Pratiques AGRICOLES et alimentation

Vous êtes un habitant, un élu, un associatif, un institutionnel… ? Ce thème vous intéresse, vous concerne ? Rejoignez le groupe « pratiques agricoles et alimentation » et participez à 3 temps de travail, entre fin janvier et fin mai 2019 – formulaire d’inscription.

 

Les jeudis de 9h30 à 12h30

31 janvier – 28 mars – 16 mai

au foyer municipal de Montsoreau

 

En participant, vous contribuez à l’élaboration du nouveau projet de territoire du Parc. Les propositions de votre groupe (enjeux, objectifs, pistes d’actions…) seront soumises aux élus du Parc naturel régional à l’automne 2019. Les éléments retenus seront intégrés à la Charte du Parc, le document cadre de l’action du Parc de 2023 à 2038.

 

Les rencontres thématiques sont animées par des experts de la concertation : « Médiation et environnement  » et « Dialter ». Règles du jeu et calendrier.

2ème temps de travail collectif

Le 28 mars 2019, de 9h30 à 12h30 à Montsoreau.

39 participants, 57 personnes inscrites.

 

Associatifs – 10 présents

Habitants : 10 présents

Agriculteurs – 8 présents

Élus : 4 présents – dont 1 agriculteur

Consulaires, syndicats : 3 présents

Agents de collectivités : 2 présent

Agents de l’État : 1 présent

Chercheur : 1 présent

 

31 personnes présentes aux réunions 1 et 2.

1er temps de travail collectif

Le 31 janvier 2019, de 9h30 à 12h30 à Montsoreau.

41 participants, 51 personnes inscrites.

 

Habitants : 13 présents

Associatifs : 10 présents

Agriculteurs : 7 présents

Agents de collectivités : 4 présents

Élus : 3 présents

Agents de l’État : 2 présents

Chambres consulaires, syndicats : 2 présents

Pistes de travail

Autour de ce thème le Parc naturel régional a commencé à identifier des enjeux.
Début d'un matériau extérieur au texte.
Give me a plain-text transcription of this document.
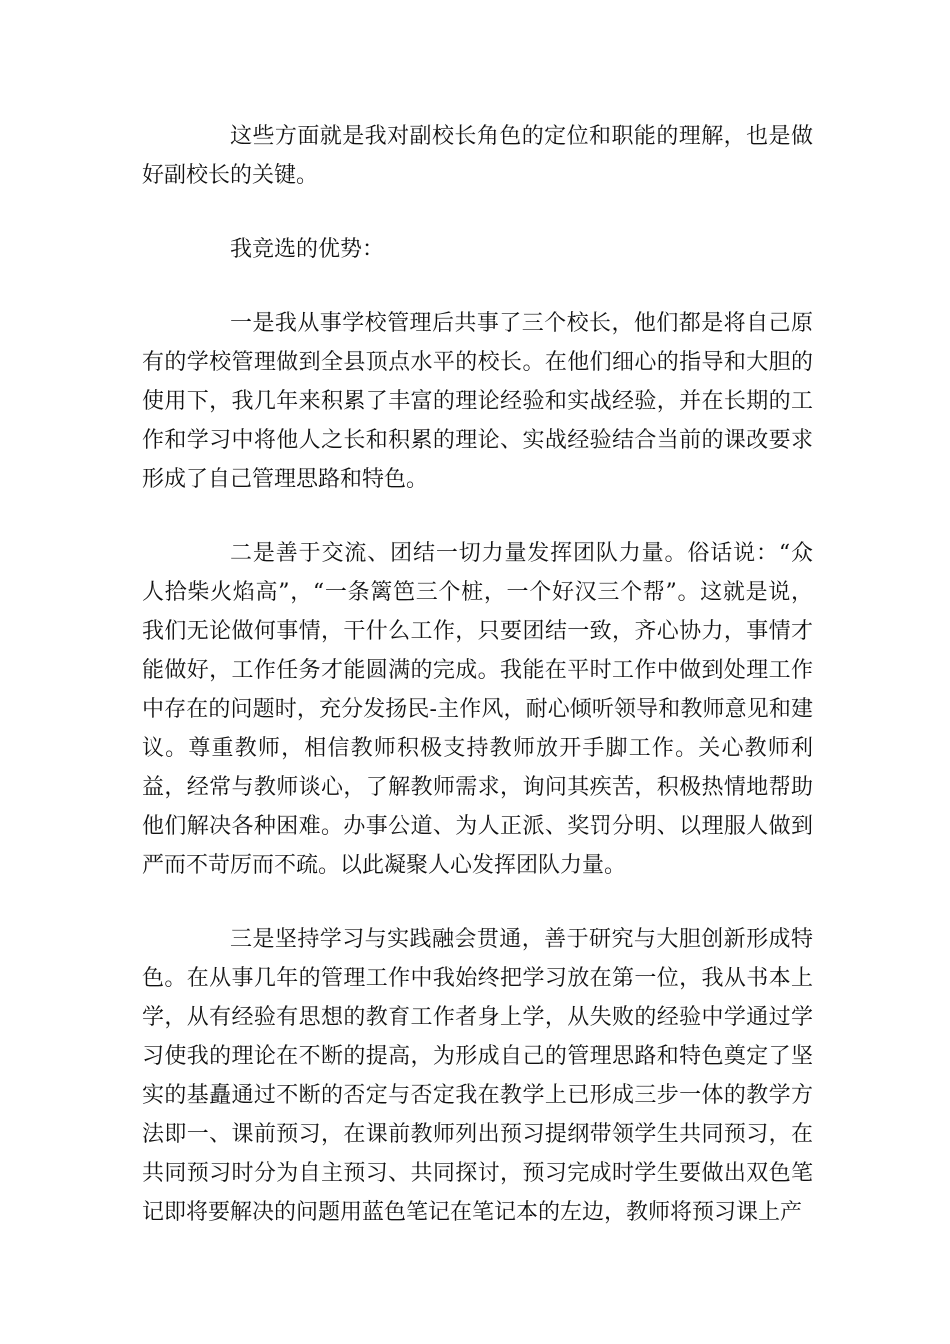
这些方面就是我对副校长角色的定位和职能的理解，也是做好副校长的关键。

我竞选的优势：

一是我从事学校管理后共事了三个校长，他们都是将自己原有的学校管理做到全县顶点水平的校长。在他们细心的指导和大胆的使用下，我几年来积累了丰富的理论经验和实战经验，并在长期的工作和学习中将他人之长和积累的理论、实战经验结合当前的课改要求形成了自己管理思路和特色。

二是善于交流、团结一切力量发挥团队力量。俗话说：“众人拾柴火焰高”，“一条篱笆三个桩，一个好汉三个帮”。这就是说，我们无论做何事情，干什么工作，只要团结一致，齐心协力，事情才能做好，工作任务才能圆满的完成。我能在平时工作中做到处理工作中存在的问题时，充分发扬民-主作风，耐心倾听领导和教师意见和建议。尊重教师，相信教师积极支持教师放开手脚工作。关心教师利益，经常与教师谈心，了解教师需求，询问其疾苦，积极热情地帮助他们解决各种困难。办事公道、为人正派、奖罚分明、以理服人做到严而不苛厉而不疏。以此凝聚人心发挥团队力量。

三是坚持学习与实践融会贯通，善于研究与大胆创新形成特色。在从事几年的管理工作中我始终把学习放在第一位，我从书本上学，从有经验有思想的教育工作者身上学，从失败的经验中学通过学习使我的理论在不断的提高，为形成自己的管理思路和特色奠定了坚实的基矗通过不断的否定与否定我在教学上已形成三步一体的教学方法即一、课前预习，在课前教师列出预习提纲带领学生共同预习，在共同预习时分为自主预习、共同探讨，预习完成时学生要做出双色笔记即将要解决的问题用蓝色笔记在笔记本的左边，教师将预习课上产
La concertation vise à les interroger, à les compléter puis à proposer des objectifs hiérarchisés pour le territoire de 2023 à 2038.

 

  • Qualité de l’air (intérieur et extérieur).
  • Artificialisation, pollution et érosion des sols, reconquête de sols vivants.
  • Vulnérabilités environnementales et préservation de la santé.
  • Développement de l’emploi par la qualification et la professionnalisation.
  • Maintien et développement d’activités économiques durables.
  • Valorisation des filières économiques spécifiques du territoire et diversification d’activités.
  • Articulation des savoir-faire locaux et des dynamiques innovantes.
  • Adaptation des activités économiques au changement climatique.
  • Mutations de l’économie agricole et du système alimentaire.
  • Capacité des habitants à agir en consomm’acteurs.
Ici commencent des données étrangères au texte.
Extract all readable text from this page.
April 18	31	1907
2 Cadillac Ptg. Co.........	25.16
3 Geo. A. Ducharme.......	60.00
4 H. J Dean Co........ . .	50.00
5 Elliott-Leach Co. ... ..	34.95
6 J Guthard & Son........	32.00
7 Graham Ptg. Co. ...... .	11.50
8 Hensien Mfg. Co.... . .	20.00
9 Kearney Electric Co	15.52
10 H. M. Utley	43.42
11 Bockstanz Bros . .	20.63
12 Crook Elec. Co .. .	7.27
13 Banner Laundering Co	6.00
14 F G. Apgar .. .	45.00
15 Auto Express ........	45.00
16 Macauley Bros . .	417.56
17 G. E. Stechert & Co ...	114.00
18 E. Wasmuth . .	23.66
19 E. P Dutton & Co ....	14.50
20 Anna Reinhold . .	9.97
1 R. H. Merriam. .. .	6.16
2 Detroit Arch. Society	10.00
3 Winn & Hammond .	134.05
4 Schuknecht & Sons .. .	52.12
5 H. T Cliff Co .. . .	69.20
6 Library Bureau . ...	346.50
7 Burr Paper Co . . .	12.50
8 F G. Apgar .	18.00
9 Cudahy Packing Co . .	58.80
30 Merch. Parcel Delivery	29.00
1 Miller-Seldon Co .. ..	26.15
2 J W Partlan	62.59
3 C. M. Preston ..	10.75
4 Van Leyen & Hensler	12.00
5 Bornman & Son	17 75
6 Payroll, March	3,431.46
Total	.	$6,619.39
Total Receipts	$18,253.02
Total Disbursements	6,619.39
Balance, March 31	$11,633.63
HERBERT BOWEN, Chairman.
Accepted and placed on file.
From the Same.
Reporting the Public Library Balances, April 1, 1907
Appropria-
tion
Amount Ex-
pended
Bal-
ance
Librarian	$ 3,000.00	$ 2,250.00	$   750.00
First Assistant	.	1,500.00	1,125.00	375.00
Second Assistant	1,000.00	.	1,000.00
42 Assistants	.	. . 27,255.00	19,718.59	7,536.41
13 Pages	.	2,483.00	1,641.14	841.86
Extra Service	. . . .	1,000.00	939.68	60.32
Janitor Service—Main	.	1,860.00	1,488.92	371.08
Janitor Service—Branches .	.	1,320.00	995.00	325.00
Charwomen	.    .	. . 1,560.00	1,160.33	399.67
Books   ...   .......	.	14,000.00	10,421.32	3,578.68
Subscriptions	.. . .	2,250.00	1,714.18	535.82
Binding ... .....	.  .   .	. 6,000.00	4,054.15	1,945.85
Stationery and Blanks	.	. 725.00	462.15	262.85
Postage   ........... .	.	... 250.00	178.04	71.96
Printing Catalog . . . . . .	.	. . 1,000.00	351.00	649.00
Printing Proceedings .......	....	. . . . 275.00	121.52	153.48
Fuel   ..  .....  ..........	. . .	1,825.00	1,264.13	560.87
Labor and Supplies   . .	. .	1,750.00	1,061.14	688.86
Sur ce sujet, des associations présentes à la matinée des associations organisée par le Parc le 14 avril 2018 ont dégagé des pistes de travail (ci-dessous) :

PAROLES D’HABITANTS

Des habitants imaginent leur territoire en 2038.
Plus d’info sur la méthode.

 

Cécile, quarantaine, saumuroise

En 2038, je cuisine plus de légumineuses. La viande, une fois par semaine et encore. Je cuisine avec les herbes de mon jardin. Mon huile vient de noyers plantés pour l’huilerie installée rue des Moulins à Saumur.

 

Patrick, soixantaine, chinonais

(En 2038 il n’y aura) pas de grandes surfaces, on se retournera vers des productions dans un rayon de 100 km. Si on fait des économies pour la conservation, on aura moins tendance à aller dans les supermarchés. A moins que les grandes surfaces s’adaptent à un autre modèle écologique : modèle de comptoir avec des produits locaux.

 

Monique, soixantaine, saumuroise

Si l’industrie répondra encore aux besoins alimentaires. J’espère que le plus de gens possible s’adresseront à des producteurs locaux. Que ce genre d’habitude reviendra./…/ Recréer le lien avec les agriculteurs. /…/ Cela ne peut pas répondre à tous les besoins et personnes. Les gens qui sont le plus démunies socialement, qui ont le moins d’argent ne se sentent pas concernés.

 

Dominique, soixantaine, montreuillais

L’agriculture va évoluer. Plus triste que maintenant. Moins d’entretien, plus d’agriculture moderne et de moins en moins d’agriculteurs. Cela ne va pas revenir en petites parcelles comme autrefois.

 

Jean-Michel, quarantaine, montreuillais

Continuer la logique de filières courtes où les gens viennent directement au producteur.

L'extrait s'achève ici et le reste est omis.